All file operations have a default timeout of 30 seconds (DefaultOperationTimeout). For very large files that take longer to process, the engine extends the timeout automatically.

Audit Logging

When --log-dir is configured, each operation logs its duration, file size, and strategy used. This data appears in the dashboard’s Operations page and can be used to identify bottlenecks.
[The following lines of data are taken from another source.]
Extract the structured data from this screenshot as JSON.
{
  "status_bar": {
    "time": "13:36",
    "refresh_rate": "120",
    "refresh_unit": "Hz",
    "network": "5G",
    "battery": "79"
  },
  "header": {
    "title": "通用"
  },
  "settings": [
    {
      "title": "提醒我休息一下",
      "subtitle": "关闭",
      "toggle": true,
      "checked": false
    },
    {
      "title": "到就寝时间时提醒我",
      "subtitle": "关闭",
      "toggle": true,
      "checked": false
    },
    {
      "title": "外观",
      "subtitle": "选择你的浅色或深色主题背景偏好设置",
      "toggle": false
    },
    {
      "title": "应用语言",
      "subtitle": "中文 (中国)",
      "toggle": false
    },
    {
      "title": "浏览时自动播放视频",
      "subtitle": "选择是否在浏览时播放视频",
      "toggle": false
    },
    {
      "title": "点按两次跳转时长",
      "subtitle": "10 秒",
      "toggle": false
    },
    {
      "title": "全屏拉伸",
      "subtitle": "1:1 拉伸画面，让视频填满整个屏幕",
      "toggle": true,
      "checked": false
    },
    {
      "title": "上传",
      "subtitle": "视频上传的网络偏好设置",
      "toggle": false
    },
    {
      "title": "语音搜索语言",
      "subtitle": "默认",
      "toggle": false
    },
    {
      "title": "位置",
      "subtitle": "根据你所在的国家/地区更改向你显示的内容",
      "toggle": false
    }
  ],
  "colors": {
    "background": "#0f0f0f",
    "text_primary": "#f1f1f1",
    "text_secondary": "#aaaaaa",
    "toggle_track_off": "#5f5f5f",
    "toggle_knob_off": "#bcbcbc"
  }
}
// Check performance stats to see I/O strategy distribution
server_info({ action: "stats" })

When to Use Line Ranges Instead

Even though the engine handles large files automatically, reading only the lines you need is always more token-efficient. For files over 100 KB, consider using start_line/end_line instead of reading the full file:

// Instead of reading a 500 KB file entirely:
read_file({ path: "large-module.go" })  // ~12,500 tokens

// Read only the section you need:
search_files({ path: "large-module.go", pattern: "targetFunction", include_content: true })
// Then:
read_file({ path: "large-module.go", start_line: 200, end_line: 250 })  // ~1,250 tokens

This is the single biggest token optimization available — a 90%+ reduction for targeted reads on large files.

Configuration

The size thresholds are compiled constants and cannot be changed at runtime. However, you can influence I/O behavior with these server flags:

Flag	Default	Effect on I/O
`--cache-size`	100 MB	Larger cache reduces disk reads for repeated access
`--parallel-ops`	2x CPU cores (max 16)	More concurrent operations for batch workloads
`--compact-mode`	false	Reduces response size (65-75% token savings)

See Configuration for the complete CLI reference.